A 11ª DP, que atende a Rocinha e fica na rua Bertha Lutz, ao pé do morro e paralela à Auto Estrada Lagoa-Barra, foi cercada pela polícia por volta das 16h30, depois de um boato de que criminosos tentariam atacar o imóvel. O trânsito na rua da delegacia foi interrompido e cones plásticos foram espalhados ao redor do imóvel. PMs do Batalhão de Choque reforçam o policiamento no local.

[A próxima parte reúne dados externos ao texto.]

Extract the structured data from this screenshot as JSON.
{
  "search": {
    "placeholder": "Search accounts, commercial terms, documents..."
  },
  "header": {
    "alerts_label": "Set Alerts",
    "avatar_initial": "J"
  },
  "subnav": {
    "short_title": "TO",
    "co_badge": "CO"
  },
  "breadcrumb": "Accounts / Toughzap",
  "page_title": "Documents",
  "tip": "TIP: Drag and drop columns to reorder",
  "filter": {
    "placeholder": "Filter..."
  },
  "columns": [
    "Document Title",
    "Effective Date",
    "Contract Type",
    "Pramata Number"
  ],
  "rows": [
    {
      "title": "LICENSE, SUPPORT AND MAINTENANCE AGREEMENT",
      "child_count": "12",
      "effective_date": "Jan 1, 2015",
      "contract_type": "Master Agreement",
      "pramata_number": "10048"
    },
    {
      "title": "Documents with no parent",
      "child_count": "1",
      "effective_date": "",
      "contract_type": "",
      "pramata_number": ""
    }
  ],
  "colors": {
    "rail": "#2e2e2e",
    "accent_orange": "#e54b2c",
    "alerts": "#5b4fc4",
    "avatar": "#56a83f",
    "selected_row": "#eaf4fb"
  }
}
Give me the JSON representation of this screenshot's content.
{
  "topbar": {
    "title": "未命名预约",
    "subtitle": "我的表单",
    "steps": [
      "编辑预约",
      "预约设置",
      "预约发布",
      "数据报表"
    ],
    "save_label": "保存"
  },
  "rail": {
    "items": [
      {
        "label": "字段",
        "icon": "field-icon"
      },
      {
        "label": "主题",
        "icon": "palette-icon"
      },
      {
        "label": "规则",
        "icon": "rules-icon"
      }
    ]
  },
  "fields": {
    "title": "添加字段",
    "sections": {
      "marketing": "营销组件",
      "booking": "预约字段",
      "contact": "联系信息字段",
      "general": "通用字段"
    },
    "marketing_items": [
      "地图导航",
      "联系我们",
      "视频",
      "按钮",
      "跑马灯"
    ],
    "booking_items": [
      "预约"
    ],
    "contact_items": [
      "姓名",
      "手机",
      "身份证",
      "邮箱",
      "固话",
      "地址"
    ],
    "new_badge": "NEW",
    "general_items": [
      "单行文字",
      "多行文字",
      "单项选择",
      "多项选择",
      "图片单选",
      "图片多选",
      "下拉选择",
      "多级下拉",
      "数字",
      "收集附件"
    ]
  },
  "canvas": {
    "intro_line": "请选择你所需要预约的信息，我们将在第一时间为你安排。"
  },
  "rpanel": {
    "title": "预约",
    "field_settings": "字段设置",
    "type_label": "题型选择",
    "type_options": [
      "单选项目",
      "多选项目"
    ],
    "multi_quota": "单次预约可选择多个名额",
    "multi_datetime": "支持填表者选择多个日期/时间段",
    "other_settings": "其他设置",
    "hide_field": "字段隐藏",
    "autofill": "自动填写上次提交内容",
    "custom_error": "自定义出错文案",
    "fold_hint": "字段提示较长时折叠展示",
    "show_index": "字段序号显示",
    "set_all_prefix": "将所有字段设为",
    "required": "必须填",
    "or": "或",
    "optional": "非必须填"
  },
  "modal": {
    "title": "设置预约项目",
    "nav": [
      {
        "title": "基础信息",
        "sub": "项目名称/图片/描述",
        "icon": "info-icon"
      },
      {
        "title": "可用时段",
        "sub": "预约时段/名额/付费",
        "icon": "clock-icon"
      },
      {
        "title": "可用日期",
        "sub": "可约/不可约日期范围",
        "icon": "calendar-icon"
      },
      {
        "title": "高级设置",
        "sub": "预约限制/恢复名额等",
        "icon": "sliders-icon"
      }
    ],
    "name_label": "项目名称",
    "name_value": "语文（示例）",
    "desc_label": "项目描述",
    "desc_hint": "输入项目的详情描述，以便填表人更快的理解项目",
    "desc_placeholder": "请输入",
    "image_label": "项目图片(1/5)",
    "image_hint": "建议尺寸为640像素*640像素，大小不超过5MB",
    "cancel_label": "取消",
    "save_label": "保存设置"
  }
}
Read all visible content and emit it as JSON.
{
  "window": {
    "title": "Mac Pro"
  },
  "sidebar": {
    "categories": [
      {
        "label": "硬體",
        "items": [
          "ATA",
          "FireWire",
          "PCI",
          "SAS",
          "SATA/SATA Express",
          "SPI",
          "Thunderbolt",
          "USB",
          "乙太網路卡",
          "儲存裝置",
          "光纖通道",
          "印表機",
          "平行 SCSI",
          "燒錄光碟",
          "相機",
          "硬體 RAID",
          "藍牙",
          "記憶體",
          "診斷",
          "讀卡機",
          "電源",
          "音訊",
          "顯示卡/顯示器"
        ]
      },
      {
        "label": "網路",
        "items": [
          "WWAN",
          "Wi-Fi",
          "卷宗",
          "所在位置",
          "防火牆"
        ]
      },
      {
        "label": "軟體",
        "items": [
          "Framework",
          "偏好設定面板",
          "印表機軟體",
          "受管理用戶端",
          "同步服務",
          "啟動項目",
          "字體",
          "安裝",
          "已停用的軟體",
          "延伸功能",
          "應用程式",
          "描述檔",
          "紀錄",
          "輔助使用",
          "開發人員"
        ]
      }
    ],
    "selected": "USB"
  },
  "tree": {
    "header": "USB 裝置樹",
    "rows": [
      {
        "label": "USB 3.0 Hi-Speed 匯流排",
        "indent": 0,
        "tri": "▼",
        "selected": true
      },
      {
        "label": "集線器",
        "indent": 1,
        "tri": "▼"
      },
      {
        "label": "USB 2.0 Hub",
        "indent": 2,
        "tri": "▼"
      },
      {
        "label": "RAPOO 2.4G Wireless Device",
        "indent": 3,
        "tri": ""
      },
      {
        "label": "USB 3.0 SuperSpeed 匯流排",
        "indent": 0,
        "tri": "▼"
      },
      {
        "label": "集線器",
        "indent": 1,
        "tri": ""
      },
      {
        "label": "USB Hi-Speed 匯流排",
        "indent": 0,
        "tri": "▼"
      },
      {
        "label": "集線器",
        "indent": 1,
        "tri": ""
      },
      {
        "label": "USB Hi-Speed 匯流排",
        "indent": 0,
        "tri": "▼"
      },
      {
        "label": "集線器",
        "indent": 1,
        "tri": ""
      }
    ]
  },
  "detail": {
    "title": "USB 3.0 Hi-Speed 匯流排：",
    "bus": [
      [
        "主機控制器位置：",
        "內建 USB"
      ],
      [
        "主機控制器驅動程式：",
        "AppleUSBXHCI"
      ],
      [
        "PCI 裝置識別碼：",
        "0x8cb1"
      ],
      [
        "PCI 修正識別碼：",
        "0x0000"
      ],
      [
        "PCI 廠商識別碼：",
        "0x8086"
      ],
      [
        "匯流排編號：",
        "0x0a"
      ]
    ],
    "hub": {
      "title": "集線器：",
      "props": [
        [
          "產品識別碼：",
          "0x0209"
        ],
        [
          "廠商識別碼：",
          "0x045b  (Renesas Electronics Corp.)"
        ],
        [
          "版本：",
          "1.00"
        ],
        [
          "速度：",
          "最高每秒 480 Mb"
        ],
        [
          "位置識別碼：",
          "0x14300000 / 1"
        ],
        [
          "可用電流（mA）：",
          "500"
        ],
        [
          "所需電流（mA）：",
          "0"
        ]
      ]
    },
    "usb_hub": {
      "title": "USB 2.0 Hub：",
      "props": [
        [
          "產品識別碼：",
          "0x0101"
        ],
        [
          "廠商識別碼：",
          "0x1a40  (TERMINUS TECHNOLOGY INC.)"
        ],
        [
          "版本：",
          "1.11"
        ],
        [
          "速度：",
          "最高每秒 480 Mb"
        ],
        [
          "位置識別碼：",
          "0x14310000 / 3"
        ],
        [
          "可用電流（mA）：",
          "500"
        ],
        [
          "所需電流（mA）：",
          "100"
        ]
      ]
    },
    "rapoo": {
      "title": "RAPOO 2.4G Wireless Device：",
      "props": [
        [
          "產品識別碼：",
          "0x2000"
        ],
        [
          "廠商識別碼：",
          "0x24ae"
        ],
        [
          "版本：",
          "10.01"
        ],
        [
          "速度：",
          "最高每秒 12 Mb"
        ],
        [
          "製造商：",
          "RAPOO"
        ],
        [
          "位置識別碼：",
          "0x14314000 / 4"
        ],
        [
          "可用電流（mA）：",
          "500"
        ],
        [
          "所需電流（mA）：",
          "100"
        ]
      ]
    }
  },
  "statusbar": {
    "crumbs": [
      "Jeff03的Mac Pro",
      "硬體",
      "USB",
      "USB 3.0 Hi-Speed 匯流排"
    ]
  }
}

Em nota, a PM negou que criminosos tenham atacado a Unidade de Polícia Pacificadora (UPP) da Rocinha. "As perfurações na base (da UPP) foram decorrentes de confronto armado que ocorreu entre criminosos e equipe do Bope (o grupo de elite da PM) nas proximidades", afirmou a instituição.

Nas redes sociais, moradores relatam o pânico com os tiroteios desta quinta. Alunos da PUC-Rio, que fica na Gávea (zona sul), numa área próxima à Rocinha, também se assustaram com o barulho dos tiros, ouvidos a partir do campus. "Parece filme de guerra", narrou um aluno no Facebook.

A Prefeitura do Rio recomendou a quem esteja de carro que evite circular pela Auto Estrada Lagoa-Barra e pela Estrada da Gávea, preferindo a Avenida Niemeyer.